ML - Well it is different by the structure - we have a democratic structure, which means we have 6,000 elected officers and so we have elected officers in each caisse and those people get involved at the regional level up to the National level at the level of Desjardins Group and the Board of Directors. So that is one major difference because you have elected officers who have a say in what Desjardins Group will be doing in terms of growth, development and performance. So it means that there is a lot of communication, debate and discussions. We work by way of co-operation internally, so there is a lot of collaborative ways to manage this very large organization. The other major difference is that our performance is not just to provide solid financial performance: We have a mission and a vision that brings a sort of equilibrium between a solid financial performance but also making sure that we can serve and support our members, and support our employees and elected officers as well as being present in the communities. So it is a very broader kind of mandate, but when we are able to do that I think that the contribution to society is quite significant.

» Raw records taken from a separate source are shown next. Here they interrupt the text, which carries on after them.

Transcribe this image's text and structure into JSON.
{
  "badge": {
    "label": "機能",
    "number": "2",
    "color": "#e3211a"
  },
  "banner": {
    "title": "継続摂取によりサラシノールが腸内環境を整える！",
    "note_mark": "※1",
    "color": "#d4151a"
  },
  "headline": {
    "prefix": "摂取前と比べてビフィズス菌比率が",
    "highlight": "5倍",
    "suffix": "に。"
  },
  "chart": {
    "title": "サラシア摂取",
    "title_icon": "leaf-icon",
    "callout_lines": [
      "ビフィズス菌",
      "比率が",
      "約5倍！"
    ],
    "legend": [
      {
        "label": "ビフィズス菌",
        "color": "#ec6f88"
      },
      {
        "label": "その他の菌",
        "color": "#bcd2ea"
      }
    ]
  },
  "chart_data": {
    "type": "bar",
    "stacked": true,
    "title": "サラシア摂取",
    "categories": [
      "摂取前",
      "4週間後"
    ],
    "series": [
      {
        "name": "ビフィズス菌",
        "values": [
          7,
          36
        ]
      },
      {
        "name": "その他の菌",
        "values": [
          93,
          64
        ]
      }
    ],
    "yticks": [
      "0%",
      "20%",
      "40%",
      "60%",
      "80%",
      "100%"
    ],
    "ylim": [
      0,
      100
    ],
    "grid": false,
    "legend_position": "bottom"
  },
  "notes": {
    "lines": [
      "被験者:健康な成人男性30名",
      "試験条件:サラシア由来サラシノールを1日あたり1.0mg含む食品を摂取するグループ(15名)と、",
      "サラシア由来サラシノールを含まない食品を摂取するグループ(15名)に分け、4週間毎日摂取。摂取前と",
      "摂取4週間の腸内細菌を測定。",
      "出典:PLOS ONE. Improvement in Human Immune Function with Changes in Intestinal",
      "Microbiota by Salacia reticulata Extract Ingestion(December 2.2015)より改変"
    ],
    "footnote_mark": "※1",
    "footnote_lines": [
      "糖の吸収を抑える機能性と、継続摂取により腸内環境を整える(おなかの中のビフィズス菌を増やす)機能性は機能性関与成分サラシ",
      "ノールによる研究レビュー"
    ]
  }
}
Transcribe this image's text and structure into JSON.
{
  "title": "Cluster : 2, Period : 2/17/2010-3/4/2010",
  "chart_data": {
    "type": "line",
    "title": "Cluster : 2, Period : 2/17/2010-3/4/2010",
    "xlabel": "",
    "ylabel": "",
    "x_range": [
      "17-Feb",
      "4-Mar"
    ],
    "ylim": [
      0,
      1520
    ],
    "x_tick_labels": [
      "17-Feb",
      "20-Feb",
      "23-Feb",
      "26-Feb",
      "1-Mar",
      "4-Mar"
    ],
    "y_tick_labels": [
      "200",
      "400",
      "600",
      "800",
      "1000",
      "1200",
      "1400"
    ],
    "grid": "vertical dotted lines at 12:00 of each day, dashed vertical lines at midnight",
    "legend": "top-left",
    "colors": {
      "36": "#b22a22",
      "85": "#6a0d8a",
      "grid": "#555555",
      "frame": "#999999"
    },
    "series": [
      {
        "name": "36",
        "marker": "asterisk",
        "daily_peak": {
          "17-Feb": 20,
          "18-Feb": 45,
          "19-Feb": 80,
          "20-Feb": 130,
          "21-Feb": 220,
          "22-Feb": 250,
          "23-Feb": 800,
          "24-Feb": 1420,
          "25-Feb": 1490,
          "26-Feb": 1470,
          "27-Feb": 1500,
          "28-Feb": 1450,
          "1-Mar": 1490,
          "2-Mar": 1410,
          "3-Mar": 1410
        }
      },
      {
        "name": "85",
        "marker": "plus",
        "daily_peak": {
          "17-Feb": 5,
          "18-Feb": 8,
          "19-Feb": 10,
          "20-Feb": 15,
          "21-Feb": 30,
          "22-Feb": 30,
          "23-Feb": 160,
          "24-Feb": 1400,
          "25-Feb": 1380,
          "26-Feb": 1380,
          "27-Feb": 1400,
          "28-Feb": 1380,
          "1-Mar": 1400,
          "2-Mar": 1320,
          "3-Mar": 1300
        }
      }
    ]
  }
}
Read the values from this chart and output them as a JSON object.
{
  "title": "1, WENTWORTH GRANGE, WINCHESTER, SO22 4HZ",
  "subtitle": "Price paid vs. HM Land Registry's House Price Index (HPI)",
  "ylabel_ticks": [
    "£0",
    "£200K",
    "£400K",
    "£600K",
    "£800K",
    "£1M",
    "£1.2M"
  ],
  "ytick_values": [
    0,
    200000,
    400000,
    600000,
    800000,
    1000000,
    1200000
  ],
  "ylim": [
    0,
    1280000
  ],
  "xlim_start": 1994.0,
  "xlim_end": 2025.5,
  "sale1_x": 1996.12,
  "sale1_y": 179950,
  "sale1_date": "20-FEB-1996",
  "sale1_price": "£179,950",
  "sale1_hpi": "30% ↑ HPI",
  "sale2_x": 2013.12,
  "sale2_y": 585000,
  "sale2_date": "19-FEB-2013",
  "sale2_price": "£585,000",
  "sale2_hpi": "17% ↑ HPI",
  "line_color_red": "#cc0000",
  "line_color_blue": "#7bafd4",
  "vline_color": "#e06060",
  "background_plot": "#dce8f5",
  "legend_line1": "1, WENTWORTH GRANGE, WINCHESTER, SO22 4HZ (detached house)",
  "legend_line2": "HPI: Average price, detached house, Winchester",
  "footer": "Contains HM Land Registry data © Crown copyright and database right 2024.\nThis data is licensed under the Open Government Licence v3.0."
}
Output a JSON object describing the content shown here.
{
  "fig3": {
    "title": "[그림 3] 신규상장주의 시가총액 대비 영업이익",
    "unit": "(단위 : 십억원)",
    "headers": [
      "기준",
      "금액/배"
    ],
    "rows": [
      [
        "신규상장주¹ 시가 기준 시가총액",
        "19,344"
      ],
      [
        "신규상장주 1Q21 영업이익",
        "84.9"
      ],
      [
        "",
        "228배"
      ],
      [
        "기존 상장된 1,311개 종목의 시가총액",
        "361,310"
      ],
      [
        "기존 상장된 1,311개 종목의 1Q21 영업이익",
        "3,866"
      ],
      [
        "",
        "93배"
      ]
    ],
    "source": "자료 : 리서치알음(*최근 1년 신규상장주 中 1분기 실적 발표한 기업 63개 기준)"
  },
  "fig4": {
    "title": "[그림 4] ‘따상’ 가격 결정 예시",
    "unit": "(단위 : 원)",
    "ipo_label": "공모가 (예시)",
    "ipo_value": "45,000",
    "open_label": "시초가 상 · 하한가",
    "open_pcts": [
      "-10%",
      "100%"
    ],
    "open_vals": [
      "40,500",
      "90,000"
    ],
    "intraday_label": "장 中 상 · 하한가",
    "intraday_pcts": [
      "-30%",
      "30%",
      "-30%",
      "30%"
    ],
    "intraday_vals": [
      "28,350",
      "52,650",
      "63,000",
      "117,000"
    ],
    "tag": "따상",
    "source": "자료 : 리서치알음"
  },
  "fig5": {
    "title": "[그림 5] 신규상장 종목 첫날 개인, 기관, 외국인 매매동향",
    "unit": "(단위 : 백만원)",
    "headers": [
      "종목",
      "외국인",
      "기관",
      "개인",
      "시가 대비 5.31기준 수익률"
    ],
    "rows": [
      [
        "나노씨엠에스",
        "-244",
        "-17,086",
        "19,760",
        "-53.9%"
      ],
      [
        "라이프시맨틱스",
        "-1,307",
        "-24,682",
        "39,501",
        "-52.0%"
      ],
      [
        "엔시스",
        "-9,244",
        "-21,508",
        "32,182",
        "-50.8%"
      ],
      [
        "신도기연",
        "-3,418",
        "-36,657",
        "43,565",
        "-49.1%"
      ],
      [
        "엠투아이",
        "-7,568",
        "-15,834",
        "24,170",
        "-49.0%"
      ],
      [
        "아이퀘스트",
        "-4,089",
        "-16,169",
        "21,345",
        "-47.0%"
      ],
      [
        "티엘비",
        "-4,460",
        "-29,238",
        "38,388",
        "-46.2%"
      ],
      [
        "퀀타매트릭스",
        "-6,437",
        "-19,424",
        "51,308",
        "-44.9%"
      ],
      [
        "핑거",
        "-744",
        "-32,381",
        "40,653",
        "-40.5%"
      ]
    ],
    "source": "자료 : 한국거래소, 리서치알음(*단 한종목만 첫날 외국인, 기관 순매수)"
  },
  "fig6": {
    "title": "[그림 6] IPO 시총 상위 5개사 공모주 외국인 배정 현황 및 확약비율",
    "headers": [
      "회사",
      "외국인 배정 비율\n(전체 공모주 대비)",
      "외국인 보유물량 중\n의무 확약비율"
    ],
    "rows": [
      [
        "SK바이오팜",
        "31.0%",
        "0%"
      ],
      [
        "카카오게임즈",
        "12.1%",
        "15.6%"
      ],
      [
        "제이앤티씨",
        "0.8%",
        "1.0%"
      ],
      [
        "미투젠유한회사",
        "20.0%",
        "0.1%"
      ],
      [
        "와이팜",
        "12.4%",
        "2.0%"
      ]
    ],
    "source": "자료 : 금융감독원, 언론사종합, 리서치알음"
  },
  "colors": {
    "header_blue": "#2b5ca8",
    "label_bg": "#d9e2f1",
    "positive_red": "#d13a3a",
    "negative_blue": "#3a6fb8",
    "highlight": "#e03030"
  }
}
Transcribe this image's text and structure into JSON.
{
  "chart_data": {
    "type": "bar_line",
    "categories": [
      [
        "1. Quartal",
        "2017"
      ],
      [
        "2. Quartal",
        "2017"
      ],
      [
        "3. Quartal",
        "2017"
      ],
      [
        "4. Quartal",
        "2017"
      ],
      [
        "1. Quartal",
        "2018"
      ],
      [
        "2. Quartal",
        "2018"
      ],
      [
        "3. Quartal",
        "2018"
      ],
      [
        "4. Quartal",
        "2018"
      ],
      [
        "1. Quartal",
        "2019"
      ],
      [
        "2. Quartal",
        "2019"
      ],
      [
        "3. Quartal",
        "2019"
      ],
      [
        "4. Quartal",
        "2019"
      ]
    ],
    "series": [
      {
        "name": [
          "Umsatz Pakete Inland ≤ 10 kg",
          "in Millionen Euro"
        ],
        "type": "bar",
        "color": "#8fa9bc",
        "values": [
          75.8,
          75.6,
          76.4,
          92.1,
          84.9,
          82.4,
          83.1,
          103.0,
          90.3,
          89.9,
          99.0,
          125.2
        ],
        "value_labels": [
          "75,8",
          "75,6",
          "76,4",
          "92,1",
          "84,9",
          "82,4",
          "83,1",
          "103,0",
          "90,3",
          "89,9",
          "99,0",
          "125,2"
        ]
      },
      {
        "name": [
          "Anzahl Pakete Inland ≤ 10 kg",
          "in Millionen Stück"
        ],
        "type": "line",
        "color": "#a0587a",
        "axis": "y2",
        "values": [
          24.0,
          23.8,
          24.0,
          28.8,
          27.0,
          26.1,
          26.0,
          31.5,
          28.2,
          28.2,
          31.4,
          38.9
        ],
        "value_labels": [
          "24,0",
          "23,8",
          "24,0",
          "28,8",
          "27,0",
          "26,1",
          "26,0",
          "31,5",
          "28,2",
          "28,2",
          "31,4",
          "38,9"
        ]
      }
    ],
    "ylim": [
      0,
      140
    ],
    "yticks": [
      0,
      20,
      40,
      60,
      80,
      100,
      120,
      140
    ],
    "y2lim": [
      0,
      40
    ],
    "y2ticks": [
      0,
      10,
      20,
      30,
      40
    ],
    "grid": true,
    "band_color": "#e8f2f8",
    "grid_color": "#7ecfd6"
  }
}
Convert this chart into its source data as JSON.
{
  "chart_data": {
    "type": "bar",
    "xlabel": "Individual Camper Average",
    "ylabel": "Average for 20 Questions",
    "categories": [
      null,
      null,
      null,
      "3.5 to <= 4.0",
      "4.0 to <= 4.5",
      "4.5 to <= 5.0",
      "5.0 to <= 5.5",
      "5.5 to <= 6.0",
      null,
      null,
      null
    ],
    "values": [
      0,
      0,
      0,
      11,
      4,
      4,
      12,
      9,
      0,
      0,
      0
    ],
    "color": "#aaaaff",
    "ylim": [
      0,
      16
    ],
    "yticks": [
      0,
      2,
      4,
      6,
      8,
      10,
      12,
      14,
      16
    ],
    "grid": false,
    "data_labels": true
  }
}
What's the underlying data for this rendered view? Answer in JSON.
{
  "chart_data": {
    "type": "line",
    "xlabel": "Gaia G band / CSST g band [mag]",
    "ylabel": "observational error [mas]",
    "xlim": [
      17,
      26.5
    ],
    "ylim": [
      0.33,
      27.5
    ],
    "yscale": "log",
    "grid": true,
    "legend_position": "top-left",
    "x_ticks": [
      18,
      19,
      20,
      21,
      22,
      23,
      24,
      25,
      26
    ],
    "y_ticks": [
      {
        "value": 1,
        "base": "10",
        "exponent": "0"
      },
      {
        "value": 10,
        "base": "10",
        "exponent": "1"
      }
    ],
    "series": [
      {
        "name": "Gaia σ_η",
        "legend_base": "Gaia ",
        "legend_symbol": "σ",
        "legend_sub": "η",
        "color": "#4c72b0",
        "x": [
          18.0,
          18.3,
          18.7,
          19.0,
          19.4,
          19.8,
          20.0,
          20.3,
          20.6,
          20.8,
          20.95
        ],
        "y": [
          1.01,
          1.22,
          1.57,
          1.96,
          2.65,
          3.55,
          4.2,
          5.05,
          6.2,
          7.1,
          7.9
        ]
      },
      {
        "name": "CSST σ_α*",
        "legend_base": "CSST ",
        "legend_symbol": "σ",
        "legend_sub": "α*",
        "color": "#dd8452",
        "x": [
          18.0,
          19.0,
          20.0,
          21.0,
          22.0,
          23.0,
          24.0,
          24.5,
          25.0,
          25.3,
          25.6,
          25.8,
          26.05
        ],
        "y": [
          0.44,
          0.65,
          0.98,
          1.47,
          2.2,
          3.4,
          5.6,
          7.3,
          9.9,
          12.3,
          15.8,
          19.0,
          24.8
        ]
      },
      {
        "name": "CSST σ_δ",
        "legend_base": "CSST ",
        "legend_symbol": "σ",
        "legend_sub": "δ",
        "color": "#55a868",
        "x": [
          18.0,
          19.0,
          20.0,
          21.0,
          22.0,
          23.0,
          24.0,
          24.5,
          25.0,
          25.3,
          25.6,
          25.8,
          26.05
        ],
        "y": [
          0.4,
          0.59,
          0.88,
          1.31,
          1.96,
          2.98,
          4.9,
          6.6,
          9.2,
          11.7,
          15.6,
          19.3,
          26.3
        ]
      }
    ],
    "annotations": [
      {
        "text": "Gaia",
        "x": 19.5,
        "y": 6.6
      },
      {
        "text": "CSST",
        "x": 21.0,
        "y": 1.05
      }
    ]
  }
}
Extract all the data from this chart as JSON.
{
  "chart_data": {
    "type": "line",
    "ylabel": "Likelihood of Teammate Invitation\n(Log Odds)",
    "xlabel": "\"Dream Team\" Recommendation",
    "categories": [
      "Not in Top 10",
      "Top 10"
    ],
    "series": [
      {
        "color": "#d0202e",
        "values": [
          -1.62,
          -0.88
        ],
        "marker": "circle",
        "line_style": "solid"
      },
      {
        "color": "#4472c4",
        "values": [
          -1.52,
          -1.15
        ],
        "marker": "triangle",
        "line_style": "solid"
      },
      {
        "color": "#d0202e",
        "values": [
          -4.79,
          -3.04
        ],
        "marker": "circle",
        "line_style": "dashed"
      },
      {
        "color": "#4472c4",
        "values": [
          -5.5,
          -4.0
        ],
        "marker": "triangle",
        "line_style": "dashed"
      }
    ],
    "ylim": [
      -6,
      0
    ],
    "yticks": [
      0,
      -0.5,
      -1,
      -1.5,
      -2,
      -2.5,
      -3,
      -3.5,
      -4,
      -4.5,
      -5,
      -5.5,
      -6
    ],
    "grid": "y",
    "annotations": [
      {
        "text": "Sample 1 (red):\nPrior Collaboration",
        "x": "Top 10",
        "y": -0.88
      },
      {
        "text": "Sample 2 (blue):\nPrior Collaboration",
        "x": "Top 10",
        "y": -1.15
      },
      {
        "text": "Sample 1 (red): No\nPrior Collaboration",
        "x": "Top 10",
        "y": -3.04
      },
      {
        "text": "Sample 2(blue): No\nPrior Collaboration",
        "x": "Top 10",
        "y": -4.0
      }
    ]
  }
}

KM - At times it must be frustrating because at Royal Bank or at Quebecor you're the boss and you can say, "Here is where we are going to go" and most people will follow you, but in a co-operative movement you don't make those kinds of decisions.

ML - Not at all. I would say the structure is an inverse pyramid, which means you have the members and you have your elected officers on top of you so the relationship with the members, the clients and the owners is obviously very different. But I believe that, more and more, large organizations that will have success in the future will be able to manage differently. I do not believe in hierarchy, I don't believe that the top down way of managing is the best way to bring the best out of people in organizations. When you take the time to talk to people, get their feedback and communicate in a way that is reciprocal [then]you can get much more in terms of quality of decisions and when it is time to act on those decisions, the alignment is much stronger. So, at the end of the day, I think the model that we have, even though it is quite challenging to bring all of those people in the same direction, creates a lot of value and I think that is the way, maybe, to create sustainable prosperity.

KM - This has been Karl Moore of the Desautels Faculty of Management at McGill University, Talking Management for The Globe and Mail.